Последнее из этих книгохранилищ было самым большим и богатым, но не самым любимым. Потому что там работала очень строгая и неприветливая библиотекарша, довольно часто и с удовольствием отказывавшая Ане, говоря, что это ей еще рано, причем ладно бы речь шла о каком-нибудь Мопассане, или Золя, или даже Бальзаке, а то ведь «Отверженных» и тех не дала. Да когда ж их и читать-то, если не в шестом классе?! Анечка и прочитала, но для этого пришлось Травиате Захаровне самой пойти и записаться в эту библиотеку.

Ну а о том, чтобы пустить девчонку саму рыться на книжных полках Дома офицеров, и речи быть не могло. А ведь это, может быть, главное библиотечное наслаждение!
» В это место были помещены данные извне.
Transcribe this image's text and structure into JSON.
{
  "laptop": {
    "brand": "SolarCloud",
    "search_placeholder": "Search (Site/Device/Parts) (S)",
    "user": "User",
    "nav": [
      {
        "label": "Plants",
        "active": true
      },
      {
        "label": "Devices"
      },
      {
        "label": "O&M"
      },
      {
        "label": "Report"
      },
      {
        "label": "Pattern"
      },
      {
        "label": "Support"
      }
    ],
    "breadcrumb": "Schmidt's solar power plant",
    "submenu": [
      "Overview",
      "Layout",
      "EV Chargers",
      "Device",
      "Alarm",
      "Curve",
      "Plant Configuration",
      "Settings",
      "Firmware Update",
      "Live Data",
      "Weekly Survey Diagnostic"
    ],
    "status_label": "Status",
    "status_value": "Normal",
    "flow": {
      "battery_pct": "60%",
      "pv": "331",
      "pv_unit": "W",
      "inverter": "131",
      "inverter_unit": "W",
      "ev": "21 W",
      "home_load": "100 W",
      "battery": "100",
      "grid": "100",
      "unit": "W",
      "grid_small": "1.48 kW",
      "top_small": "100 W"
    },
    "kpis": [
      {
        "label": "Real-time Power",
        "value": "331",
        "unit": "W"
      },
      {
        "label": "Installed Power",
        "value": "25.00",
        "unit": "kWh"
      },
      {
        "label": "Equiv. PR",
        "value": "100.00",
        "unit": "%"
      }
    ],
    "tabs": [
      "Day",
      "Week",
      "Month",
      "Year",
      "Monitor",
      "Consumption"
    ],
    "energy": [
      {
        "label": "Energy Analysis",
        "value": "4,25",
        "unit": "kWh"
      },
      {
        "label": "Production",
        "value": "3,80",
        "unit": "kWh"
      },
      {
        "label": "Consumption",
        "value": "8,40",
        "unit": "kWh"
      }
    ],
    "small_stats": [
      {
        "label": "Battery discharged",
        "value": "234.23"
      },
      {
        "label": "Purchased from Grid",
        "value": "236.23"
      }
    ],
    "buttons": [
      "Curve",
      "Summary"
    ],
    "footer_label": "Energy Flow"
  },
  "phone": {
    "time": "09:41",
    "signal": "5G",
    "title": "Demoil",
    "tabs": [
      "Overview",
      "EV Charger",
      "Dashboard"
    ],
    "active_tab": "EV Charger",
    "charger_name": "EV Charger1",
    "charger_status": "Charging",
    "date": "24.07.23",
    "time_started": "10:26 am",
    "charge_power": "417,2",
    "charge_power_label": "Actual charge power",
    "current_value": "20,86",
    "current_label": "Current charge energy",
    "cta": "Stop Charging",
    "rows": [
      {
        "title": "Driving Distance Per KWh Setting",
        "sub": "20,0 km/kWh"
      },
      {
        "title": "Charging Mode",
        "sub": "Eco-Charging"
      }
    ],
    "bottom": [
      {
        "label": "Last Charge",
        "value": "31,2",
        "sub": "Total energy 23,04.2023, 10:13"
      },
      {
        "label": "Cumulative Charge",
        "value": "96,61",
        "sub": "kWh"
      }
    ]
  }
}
Зато в библиотеке при клубе папиной части Анечка была, как вы сами понимаете, не то что желанной гостьей, а чуть ли не хозяйкой.

И школьная библиотекарша ее тоже баловала и разрешала самой искать интересные книжки, потому что в отличие от грымзы из Дома офицеров эта тетенька не раздражалась, а наоборот, умилялась тем, что Аня не только хорошенькая, как куколка, но еще и не по годам умненькая.

Умненькая! Вот мы и видим, какая она вышла умненькая! Сидит, уткнувшись лбом в ледяное стекло, молчит. Да и все в машине молчат.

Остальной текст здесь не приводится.